Es harto conocido que las instituciones estadounidenses de la droga conocen las rutas de envío, encubren la movilización hacia los países demandantes y, a manera de espectáculo, hacen incautaciones puntuales para el consumo de la opinión pública.

En 2005, los números bajaron a 25 mil 500 hectáreas de las 38 mil que se alcanzaron en 1998, pero la drástica medida le proporcionó una base legal a la violencia y al asesinato de cocaleros.

Estados Unidos orientó en el país andino la criminalización de las prácticas culturales del indígena y el campesino boliviano alrededor de la coca, mientras que regulaba el flujo del narcotráfico a su conveniencia.

Sumó plazas para la instalación de bases militares que cubrieron la ruta Bolivia-Colombia para eliminar movimientos subversivos y garantizar el control geopolítico de la cara amazónica y andina del continente.

¿De qué manera contrastan los años de control estadounidense con el abordaje del gobierno de Evo Morales? La administración Morales reconoció la identidad cultural de la hoja de coca y la separó de la maquinaria del narcotráfico, como quién separa lo soberano de la intervención extranjera.

Igualmente, reivindicó al productor y estableció una política consensuada para reducir los cultivos ilícitos. La promulgación de la Ley General de la Coca en 2017 reflejó estos elementos, aunque fue duramente atacada por las potencias occidentales, por la ampliación del cultivo legal de la planta a 22 mil hectáreas.
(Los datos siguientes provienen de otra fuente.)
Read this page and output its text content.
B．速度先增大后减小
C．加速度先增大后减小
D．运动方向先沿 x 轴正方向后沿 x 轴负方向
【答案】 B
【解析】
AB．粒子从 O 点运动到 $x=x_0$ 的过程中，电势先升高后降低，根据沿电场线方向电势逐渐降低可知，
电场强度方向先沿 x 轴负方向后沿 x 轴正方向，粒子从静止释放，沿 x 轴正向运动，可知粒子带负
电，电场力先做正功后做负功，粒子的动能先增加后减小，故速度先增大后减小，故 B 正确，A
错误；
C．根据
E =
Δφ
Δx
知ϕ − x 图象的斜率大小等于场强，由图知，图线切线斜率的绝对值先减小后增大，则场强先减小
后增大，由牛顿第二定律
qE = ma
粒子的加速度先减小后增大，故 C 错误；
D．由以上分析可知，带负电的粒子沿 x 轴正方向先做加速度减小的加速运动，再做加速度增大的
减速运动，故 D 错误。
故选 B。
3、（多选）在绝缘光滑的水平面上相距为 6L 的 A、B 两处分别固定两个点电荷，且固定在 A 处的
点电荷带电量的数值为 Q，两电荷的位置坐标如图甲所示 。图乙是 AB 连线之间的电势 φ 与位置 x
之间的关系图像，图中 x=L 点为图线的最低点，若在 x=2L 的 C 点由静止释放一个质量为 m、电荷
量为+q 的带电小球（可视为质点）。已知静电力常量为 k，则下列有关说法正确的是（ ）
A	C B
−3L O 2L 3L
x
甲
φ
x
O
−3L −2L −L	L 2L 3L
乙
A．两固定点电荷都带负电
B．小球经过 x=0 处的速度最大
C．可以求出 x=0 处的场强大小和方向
El reclamo es absurdo, si se compara con las 209 mil hectáreas sembradas en ese mismo año en Colombia, todas con el objeto de producir cocaína.

Pero el atrevimiento fue más allá:

Durante los últimos años, Bolivia asistía a los foros multilaterales de lucha contra el narcotráfico con la determinación de defender la producción de coca como parte de sus actividades económicas.

Propuso la industrialización del sector para exportar sus derivados al mercado internacional.

Al contrario del relato dominante, el país se planteó la lucha antidroga sin abandonar el dato cultural de la siembra y consumo de hoja de coca. El enfoque estuvo dirigido a desmantelar los traficantes de estupefacientes y denunciar la constante demanda en las grandes urbes del mundo, con Estados Unidos a la cabeza.